Friday, September 17, 2010

17 years

17 years ago tonight, I couldn't sleep. I was happy, excited and nervous about getting married the next day. What did I have to worry about? I was marrying my best friend. He loved me and I loved him. Best friend or not, I was unable to stop my brain long enough to be able to really get to sleep. It didn't help that I had had my nails done that day and through some crazy grandeous plan, I had asked for them to be longer than I was used to. I thought they would look great for our wedding and everything would be okay. Well I did spend a few hours that evening with a very rough grain emory board trying to make them more manageable. For gosh sakes, they were so long I could hardly do anything for myself. So between tears and giggles over the fact that I had rendered myself completely helpless with my dumb choice for long nails, my mom and I sat and talked while I worked to shorten those nails. Okay so now that you are laughing at me, take a minute to imagine how much my fingers hurt the next day from the attempts to grind these nails to a realistic and functional length. Ugh. At least I wasn't completely and totally helpless any longer but I was still struggling to do the simple things.

Our ceremony was beautiful. Both my pastor from my church and Bob's uncle who was an ordained Episcopal priest were performing the ceremony. It was amazing.

I am amazed at how much my love has grown in just 17 years. Every day I find that I love Bob even more than the day before. It amazes me because I never knew that after this long you can still find new things to love about your spouse.

I am happy to be Mrs. to his Mr. I cannot even venture to say where I would be right now if i had not met and fell head over heels in love with this man. He is my soulmate and best friend. Even when we don't always see eye to eye we cam still find that common ground that has always been so important in our relationship.

I love you my husband! Happy 17th anniversary and here's to the rest of our lives together.

Friday, September 10, 2010

Words of caution from an early hybrid adopter

Let me just say that this is all just my humble opinion and is probably just an irrational, emotional response to the latest update from my Toyota Dealership on what it will cost to fix my car THIS time…

Okay, so I really, really, really loved my Prius from the day we bought it back in May 2002. I even still really loved it the first time a big orange triangle came up. Of course, it was a recall item and they fixed it with no problems. And really, I even still loved it when it was 7 years and 8 months old… (Just shy of the 8 year battery warranty expiring) and I had to have $2800 worth of work done to replace the rack and pinion steering assembly (Which included the electronic control unit that was what failed). And I was still mostly in love with it when I had to have the brakes done for about $800 not too long ago. I was just getting back the love after recovering from the two other control units ($2700) that I just had replaced 6 weeks ago… Today however… I am no longer in love with my prius… I would trade it in without looking back if I could get a reasonable deal on a camry or something like that and never have to experience the frustration that goes with that stupid big orange triangle and all the money that it ends up costing every time that big orange triangle pops up on the screen.

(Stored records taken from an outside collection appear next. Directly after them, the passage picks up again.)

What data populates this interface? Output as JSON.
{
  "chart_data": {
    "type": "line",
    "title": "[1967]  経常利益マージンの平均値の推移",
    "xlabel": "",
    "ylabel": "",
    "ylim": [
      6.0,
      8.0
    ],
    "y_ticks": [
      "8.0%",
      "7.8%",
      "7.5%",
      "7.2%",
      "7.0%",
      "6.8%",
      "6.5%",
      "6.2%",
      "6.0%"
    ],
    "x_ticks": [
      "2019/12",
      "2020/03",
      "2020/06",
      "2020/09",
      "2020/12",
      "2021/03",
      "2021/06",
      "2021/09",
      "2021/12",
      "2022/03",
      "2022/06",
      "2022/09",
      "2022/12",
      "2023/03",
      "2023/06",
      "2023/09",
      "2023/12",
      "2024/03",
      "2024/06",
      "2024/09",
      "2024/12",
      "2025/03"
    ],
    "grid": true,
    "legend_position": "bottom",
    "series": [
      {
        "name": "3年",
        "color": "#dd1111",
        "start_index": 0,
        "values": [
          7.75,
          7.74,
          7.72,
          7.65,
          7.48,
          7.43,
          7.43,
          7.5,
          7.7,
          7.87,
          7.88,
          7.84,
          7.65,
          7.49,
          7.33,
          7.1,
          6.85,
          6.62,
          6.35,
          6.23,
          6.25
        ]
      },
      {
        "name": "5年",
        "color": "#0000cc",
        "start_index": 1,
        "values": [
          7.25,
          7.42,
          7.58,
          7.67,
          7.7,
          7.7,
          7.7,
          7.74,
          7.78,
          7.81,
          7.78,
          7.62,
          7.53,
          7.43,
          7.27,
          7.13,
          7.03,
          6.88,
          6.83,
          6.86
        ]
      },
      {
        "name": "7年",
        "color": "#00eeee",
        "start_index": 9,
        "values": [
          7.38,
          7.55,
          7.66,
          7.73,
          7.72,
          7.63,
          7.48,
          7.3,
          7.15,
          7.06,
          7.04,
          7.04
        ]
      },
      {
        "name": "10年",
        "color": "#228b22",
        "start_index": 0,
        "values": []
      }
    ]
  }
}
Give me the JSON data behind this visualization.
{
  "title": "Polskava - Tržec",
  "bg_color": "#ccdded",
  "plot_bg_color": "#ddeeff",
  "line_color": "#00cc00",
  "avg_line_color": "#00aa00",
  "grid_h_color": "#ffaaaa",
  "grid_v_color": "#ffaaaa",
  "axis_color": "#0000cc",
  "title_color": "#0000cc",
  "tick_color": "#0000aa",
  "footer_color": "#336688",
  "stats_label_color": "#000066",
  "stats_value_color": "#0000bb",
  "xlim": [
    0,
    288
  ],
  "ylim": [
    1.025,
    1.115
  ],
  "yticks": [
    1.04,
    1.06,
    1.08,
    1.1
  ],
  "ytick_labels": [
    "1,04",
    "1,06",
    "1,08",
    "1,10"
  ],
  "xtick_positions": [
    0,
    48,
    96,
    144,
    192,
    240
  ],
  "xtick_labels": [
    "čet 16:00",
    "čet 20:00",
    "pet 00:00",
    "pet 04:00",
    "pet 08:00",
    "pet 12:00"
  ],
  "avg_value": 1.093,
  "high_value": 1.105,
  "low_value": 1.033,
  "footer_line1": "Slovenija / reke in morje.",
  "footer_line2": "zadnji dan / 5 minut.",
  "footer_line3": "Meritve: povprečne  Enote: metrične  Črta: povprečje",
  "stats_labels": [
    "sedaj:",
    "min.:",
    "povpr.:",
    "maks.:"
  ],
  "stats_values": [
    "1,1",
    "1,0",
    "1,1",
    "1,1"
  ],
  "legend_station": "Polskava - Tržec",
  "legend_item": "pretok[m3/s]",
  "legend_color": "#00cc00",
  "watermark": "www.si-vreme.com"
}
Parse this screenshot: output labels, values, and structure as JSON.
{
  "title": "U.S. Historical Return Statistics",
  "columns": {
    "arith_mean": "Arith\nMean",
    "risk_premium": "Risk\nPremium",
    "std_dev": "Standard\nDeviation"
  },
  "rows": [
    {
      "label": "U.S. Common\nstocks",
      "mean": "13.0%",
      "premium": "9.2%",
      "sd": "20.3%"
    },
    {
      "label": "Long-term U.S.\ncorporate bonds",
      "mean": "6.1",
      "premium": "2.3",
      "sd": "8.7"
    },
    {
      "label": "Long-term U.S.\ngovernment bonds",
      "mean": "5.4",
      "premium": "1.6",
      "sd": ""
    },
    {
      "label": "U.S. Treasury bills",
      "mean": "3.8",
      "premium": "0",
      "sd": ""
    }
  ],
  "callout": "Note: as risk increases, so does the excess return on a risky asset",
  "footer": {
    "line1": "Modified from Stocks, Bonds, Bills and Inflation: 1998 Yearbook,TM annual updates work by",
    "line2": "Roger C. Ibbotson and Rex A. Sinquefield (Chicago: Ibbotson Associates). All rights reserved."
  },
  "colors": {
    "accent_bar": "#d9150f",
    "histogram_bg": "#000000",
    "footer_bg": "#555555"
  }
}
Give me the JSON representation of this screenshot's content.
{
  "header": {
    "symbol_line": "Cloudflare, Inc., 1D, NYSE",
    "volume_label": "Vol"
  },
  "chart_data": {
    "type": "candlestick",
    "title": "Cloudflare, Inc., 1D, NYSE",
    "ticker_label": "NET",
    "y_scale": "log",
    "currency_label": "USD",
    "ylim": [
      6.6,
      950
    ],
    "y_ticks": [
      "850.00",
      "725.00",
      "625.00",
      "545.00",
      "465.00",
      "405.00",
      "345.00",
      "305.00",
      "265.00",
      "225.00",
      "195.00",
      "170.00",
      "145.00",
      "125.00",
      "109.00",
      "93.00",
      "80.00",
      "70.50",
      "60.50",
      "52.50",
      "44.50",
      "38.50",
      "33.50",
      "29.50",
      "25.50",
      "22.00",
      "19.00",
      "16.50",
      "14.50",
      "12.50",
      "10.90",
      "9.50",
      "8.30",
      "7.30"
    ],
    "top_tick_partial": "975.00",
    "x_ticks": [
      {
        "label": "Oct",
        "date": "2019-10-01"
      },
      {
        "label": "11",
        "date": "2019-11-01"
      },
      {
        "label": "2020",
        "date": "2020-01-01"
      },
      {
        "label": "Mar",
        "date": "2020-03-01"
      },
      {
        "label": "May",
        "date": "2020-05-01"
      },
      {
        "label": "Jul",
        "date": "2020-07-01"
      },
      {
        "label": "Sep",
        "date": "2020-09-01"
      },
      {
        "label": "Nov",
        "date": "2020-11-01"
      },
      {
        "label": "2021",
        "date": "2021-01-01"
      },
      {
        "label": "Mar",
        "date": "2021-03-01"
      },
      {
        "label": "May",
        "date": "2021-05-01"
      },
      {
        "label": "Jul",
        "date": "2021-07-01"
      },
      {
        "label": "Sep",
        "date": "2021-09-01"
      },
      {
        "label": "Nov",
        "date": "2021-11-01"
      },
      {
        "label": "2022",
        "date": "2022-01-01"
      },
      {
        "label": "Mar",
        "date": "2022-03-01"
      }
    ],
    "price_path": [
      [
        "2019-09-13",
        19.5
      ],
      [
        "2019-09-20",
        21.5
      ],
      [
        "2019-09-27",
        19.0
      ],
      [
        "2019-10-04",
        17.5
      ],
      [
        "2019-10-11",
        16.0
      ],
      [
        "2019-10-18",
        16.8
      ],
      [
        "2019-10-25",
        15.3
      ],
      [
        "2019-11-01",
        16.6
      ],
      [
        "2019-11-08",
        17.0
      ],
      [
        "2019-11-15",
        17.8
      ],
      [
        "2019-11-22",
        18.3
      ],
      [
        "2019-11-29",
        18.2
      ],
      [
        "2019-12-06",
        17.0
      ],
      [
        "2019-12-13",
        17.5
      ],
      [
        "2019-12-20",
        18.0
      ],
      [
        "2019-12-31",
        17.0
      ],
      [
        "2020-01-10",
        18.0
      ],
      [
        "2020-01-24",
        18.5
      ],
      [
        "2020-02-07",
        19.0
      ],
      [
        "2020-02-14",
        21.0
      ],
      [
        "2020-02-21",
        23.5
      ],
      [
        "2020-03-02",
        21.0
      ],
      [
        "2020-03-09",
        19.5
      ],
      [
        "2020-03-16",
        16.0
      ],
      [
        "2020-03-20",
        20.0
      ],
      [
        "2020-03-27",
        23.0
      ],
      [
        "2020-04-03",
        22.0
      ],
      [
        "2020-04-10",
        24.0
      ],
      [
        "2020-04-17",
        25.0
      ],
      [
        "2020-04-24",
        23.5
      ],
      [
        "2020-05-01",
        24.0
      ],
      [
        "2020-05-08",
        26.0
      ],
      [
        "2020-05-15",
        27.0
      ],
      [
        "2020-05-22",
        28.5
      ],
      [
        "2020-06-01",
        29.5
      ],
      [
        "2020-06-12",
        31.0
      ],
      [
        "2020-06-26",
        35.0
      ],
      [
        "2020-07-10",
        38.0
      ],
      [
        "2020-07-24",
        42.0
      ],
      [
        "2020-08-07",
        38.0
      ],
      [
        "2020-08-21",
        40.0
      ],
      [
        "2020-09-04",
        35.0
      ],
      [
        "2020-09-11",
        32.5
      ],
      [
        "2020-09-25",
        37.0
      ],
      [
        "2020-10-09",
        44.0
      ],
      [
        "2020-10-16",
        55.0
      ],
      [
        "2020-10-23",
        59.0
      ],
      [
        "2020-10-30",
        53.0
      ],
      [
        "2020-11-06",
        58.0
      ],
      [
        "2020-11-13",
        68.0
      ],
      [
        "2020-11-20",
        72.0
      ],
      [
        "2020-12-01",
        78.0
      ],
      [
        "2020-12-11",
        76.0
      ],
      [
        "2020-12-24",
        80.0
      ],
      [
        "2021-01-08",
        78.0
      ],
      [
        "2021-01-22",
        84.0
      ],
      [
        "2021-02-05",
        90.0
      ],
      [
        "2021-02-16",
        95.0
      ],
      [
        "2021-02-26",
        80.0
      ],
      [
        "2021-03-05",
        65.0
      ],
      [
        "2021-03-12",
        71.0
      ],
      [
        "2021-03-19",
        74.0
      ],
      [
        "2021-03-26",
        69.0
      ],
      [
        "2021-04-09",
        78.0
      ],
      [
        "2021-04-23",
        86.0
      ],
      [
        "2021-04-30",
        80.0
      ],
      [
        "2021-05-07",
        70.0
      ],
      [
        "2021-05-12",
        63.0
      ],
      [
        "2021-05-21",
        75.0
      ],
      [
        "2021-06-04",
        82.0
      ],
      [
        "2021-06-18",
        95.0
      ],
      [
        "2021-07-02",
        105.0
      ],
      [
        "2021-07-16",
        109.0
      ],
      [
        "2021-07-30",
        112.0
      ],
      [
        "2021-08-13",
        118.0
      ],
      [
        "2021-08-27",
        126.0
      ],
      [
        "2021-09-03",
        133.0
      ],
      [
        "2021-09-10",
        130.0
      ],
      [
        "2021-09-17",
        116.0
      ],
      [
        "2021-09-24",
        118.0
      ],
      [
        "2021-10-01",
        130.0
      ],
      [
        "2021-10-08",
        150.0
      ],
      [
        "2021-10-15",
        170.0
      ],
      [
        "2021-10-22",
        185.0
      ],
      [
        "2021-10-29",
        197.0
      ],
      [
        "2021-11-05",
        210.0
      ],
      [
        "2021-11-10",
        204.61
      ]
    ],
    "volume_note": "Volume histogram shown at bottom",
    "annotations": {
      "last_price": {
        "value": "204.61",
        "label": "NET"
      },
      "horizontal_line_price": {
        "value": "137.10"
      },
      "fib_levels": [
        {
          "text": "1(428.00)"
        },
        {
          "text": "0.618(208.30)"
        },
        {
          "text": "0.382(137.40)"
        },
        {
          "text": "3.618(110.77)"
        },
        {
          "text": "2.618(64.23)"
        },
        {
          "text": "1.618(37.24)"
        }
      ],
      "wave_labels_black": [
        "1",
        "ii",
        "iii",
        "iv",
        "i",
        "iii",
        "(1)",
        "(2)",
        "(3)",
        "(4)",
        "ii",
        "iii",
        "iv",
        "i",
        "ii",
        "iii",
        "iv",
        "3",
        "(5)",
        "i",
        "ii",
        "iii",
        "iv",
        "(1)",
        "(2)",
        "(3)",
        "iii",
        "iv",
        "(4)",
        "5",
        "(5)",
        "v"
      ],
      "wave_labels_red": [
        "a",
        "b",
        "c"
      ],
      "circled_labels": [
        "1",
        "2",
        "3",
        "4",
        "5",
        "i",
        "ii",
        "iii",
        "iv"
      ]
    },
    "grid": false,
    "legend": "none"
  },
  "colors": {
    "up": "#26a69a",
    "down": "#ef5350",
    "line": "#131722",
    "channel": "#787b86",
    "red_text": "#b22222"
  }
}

I got the big ugly orange triangle this morning… They’ve had it all day at the dealership and the best they can tell me is that it’s something with the voltage regulator system in the car/hybrid system. They aren’t exactly sure what it is, but if it’s either one of the two things they suggest could be the problem, I will be out at least another $1500 to get it fixed. I will get my car back tomorrow and then they will get my car back on Monday at which point they will take it apart to work through the hybrid system to find the root of the issue. I try really hard to be an optimist about things, but I won’t be surprised if after a couple of days of them combing through the hybrid system and electrical system of the car, they’ll come back and tell me that $1500 was a low estimate and it will be more like double that.

So, here’s my suggestion to any and all Prius owners and you can take it for what it’s worth and with the knowledge that I’m frustrated… Trade those Prii off before the warranty expires…(and before all the savings you’ve had in gas go to repairing an aging hybrid) Everyone worries about the batteries… that’s always been the concern (“What happens if the hybrid batteries fail?” “How much does that cost?”)… It’s not the batteries that are the problem with this car… yet… It’s the electronic control system that is basically the brains of the hybrid system… My hope is that folks with the 2nd and 3rd generation hybrid systems will have better luck than me… Maybe mine is just because it’s the first gen…

Guess now all that's left is to wait and see which appendage I will have to give up for this repair.